CGA business unit director for hospitality operators and food EMEA Karl Chessell said: “These numbers show how hospitality’s steady recovery from Covid is now under severe threat from rising costs for businesses and consumers alike.

“The resilience and confidence of managed groups and their investors is impressive and people’s appetite for eating and drinking out is undimmed.

“However, thousands of smaller businesses are now on a knife edge and in need of financial support.

“Relief on energy bills has been welcome but sustained backing and clarity of policy is needed if hospitality is to power the economic growth the Government is chasing.”

The contraction is sharp and graphically highlights the impact cost headwinds are having on the UK bar and restaurant industry, according to AlixPartners Graeme Smith.

He added: “Given this decline is already happening before an expected slowdown in consumer spending, it is reasonable to conclude without increased support from [the] Government, the closure rate will in all likelihood, accelerate.

“This volatility will also inevitably trigger market activity as companies are forced to restricted and merge in order to find cost savings and additionally, as those that can – with the strength of balance sheet and financial firepower – acquire other groups.”

Scale of losses

The scale of losses during the quarter was described as “truly saddening” by UKHospitality chief executive Kate Nicholls.
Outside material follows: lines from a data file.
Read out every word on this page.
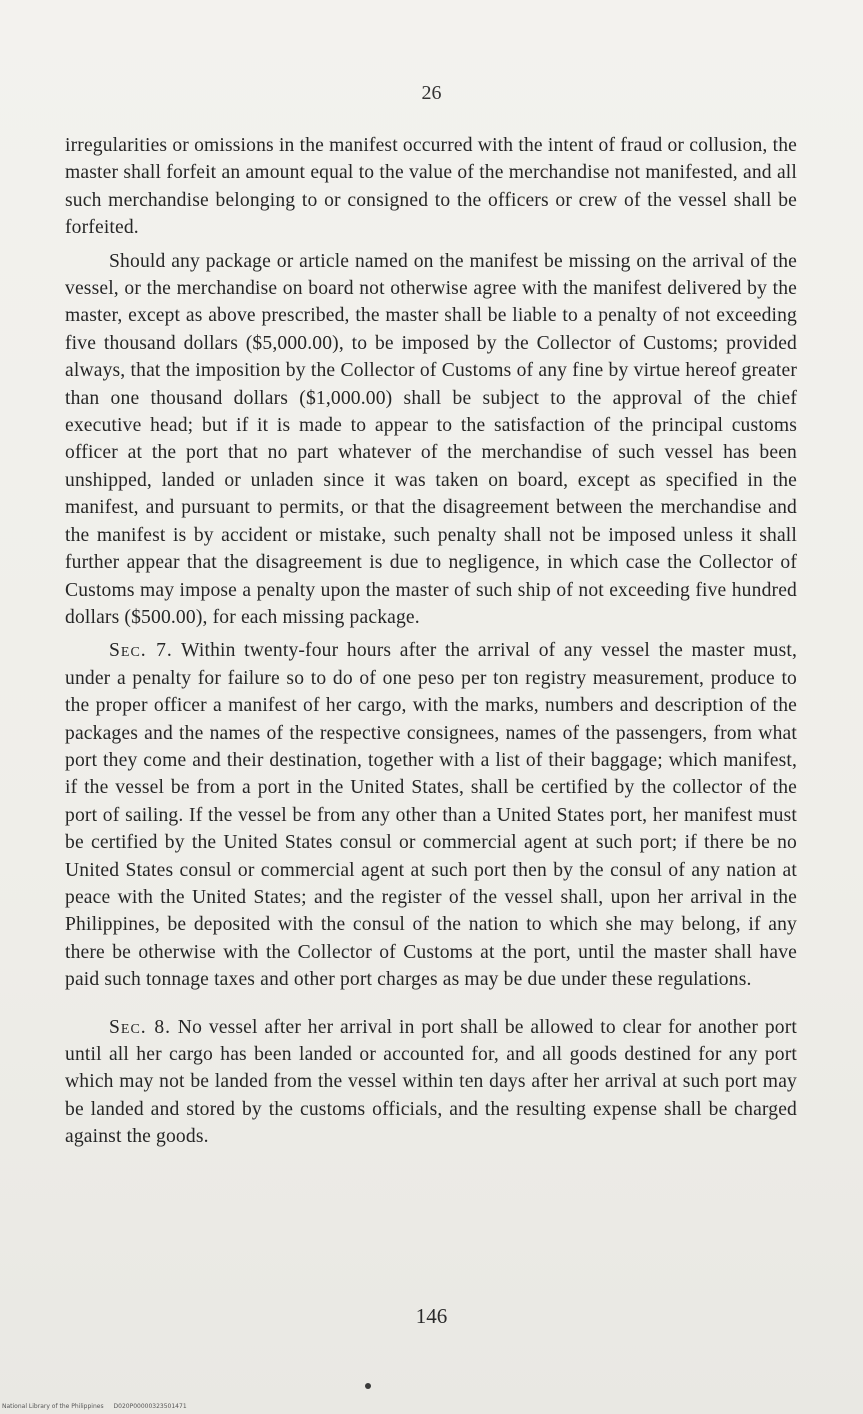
26

irregularities or omissions in the manifest occurred with the intent of fraud or collusion, the master shall forfeit an amount equal to the value of the merchandise not manifested, and all such merchandise belonging to or consigned to the officers or crew of the vessel shall be forfeited.

Should any package or article named on the manifest be missing on the arrival of the vessel, or the merchandise on board not otherwise agree with the manifest delivered by the master, except as above prescribed, the master shall be liable to a penalty of not exceeding five thousand dollars ($5,000.00), to be imposed by the Collector of Customs; provided always, that the imposition by the Collector of Customs of any fine by virtue hereof greater than one thousand dollars ($1,000.00) shall be subject to the approval of the chief executive head; but if it is made to appear to the satisfaction of the principal customs officer at the port that no part whatever of the merchandise of such vessel has been unshipped, landed or unladen since it was taken on board, except as specified in the manifest, and pursuant to permits, or that the disagreement between the merchandise and the manifest is by accident or mistake, such penalty shall not be imposed unless it shall further appear that the disagreement is due to negligence, in which case the Collector of Customs may impose a penalty upon the master of such ship of not exceeding five hundred dollars ($500.00), for each missing package.

Sec. 7. Within twenty-four hours after the arrival of any vessel the master must, under a penalty for failure so to do of one peso per ton registry measurement, produce to the proper officer a manifest of her cargo, with the marks, numbers and description of the packages and the names of the respective consignees, names of the passengers, from what port they come and their destination, together with a list of their baggage; which manifest, if the vessel be from a port in the United States, shall be certified by the collector of the port of sailing. If the vessel be from any other than a United States port, her manifest must be certified by the United States consul or commercial agent at such port; if there be no United States consul or commercial agent at such port then by the consul of any nation at peace with the United States; and the register of the vessel shall, upon her arrival in the Philippines, be deposited with the consul of the nation to which she may belong, if any there be otherwise with the Collector of Customs at the port, until the master shall have paid such tonnage taxes and other port charges as may be due under these regulations.

Sec. 8. No vessel after her arrival in port shall be allowed to clear for another port until all her cargo has been landed or accounted for, and all goods destined for any port which may not be landed from the vessel within ten days after her arrival at such port may be landed and stored by the customs officials, and the resulting expense shall be charged against the goods.

146
National Library of the Philippines D020P00000323501471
She said: “It’s not just the sites this industry loses but the fantastic people involved and the huge value they add to the cultural and social fabric of a local community.”

Nicholls went on to say it was no longer a shock to see the high number of losses and it had become a common occurrence as the sector battles a myriad of issues including rocketing energy costs, recruitment challenges and a cost-of-living crisis.

The trade body boss added: “UKHospitality forecast this summer that we could lose 10% of the industry if adequate support was not offered and it would appear that prediction is bearing true.

“Prior to the pandemic, hospitality was the only sector due to generate real term growth and before the energy crisis hit, was forecast to grow 3%.

“It’s clear the economy needs hospitality to be firing on all cylinders and while the Government’s energy support package was very welcome, there now needs to be considered and urgent action to ensure businesses can survive. This should include business rates reform and lowering the rate of VAT.

“There is no time to waste – once these businesses are gone, they are gone for good. This scale of losses cannot continue – it must be avoided at all costs.”